🤖 AI Summary
To address the high memory overhead and poor multi-adapter compatibility of Expert-Specialized Fine-Tuning (ESFT) adapters in large-scale deployment, this paper proposes an efficient Mixture-of-Experts (MoE) serving framework. It concurrently executes multiple LoRA-style ESFT adapters atop a shared base model, employs a virtual-memory-assisted expert weight manager to enable fragmentation-free expert co-location, and introduces a fused rerouting kernel for lightweight dynamic routing. The framework achieves low-latency concurrent serving of 20 × 16B MoE adapters on a single accelerator, improving KV cache capacity by 94× and throughput by 18% over baseline, with only 4–11% additional latency. Its core contribution is the first integration of virtual memory management with batched fused kernels for ESFT serving—significantly enhancing resource utilization and scalability.
📝 Abstract
Expert-Specialized Fine-Tuning (ESFT) adapts Mixture-of-Experts (MoE) large language models to enhance their task-specific performance by selectively tuning the top-activated experts for the task. Serving these fine-tuned models at scale is challenging: deploying merged models in isolation is prohibitively resource-hungry, while existing multi-adapter serving systems with LoRA-style additive updates are incompatible with ESFT's expert-oriented paradigm. We present ExpertWeave, a system that serves multiple ESFT adapters concurrently over a single shared MoE base model, drastically reducing the memory footprint and improving resource utilization.
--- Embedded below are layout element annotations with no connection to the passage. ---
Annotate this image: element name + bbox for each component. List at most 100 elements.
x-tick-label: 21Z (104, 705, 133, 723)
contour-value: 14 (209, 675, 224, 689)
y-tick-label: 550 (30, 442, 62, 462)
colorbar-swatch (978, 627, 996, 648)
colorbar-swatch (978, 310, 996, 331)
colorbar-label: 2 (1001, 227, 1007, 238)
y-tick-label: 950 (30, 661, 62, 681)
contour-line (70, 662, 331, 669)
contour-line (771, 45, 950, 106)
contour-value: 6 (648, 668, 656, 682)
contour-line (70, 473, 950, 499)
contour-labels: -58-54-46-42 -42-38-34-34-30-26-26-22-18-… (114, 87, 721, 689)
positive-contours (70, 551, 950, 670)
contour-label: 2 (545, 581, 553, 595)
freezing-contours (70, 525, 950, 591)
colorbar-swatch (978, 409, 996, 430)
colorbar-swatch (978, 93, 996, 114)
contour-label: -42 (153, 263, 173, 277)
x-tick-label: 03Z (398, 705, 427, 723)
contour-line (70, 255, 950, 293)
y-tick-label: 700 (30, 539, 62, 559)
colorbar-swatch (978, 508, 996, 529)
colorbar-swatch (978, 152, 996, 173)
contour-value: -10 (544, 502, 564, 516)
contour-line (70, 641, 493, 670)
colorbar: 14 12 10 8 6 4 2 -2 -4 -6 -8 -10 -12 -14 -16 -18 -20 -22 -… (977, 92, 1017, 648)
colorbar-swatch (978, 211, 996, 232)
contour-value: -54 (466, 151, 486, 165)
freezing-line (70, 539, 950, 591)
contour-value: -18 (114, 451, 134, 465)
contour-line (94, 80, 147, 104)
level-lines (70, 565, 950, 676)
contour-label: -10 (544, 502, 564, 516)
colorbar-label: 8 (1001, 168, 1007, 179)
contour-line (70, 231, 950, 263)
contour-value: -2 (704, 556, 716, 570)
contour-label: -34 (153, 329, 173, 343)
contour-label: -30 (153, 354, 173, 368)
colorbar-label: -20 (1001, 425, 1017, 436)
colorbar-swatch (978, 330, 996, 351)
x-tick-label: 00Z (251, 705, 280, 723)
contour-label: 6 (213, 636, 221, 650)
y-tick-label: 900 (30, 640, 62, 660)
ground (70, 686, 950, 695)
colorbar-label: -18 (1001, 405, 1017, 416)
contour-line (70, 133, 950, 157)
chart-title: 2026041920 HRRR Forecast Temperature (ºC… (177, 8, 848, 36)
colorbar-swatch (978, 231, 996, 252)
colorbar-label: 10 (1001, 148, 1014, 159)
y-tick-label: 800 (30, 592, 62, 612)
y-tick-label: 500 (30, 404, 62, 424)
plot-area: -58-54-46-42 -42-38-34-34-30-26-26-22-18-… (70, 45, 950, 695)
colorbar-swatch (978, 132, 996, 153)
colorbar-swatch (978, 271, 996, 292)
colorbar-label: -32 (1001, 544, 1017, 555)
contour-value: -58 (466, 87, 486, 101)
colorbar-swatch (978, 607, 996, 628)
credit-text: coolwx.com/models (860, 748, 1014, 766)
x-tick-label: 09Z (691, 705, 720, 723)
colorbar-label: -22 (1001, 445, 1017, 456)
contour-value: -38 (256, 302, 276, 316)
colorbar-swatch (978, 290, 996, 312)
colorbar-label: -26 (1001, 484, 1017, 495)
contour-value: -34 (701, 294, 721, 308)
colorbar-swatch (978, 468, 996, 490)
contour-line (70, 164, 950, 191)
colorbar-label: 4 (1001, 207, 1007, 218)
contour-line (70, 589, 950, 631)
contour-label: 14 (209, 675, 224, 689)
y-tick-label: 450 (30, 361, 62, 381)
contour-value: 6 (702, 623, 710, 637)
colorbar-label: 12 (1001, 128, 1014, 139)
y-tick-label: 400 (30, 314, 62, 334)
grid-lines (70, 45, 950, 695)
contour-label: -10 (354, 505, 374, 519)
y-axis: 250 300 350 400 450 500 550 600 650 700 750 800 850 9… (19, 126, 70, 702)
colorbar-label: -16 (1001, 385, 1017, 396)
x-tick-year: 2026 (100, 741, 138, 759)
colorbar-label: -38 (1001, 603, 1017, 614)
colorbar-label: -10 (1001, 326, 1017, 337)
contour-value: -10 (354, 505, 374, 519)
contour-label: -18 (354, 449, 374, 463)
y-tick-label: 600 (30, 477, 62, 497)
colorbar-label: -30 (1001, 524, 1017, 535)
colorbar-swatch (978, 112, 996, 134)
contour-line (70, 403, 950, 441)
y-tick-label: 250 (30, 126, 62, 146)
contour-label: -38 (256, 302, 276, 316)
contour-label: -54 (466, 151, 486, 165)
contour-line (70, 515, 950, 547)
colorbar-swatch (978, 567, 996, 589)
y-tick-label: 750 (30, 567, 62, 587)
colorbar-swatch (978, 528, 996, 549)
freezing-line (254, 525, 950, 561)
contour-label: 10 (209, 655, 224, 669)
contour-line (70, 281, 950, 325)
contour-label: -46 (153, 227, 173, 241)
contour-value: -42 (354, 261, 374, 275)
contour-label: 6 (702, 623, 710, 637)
To seamlessly integrate into existing inference pipelines for MoE models with non-intrusive modifications and minimal latency overhead, ExpertWeave introduces a virtual-memory-assisted expert weight manager that co-locates base-model and adapter experts without incurring memory overhead from fragmentation, and a fused kernel for batched rerouting to enable lightweight redirection of tokens to the appropriate experts at runtime. Our evaluations show that ExpertWeave can simultaneously serve multiple adapters of a 16B MoE model on a single accelerator where the baseline runs out of memory, or provides up to 94x more KV cache capacity and achieves up to 18% higher throughput while using comparable resources, all without compromising model accuracy. ExpertWeave maintains low overhead even when scaling to 20 adapters, with a 4-11% latency increase compared with serving the base model alone. Source code will be released soon.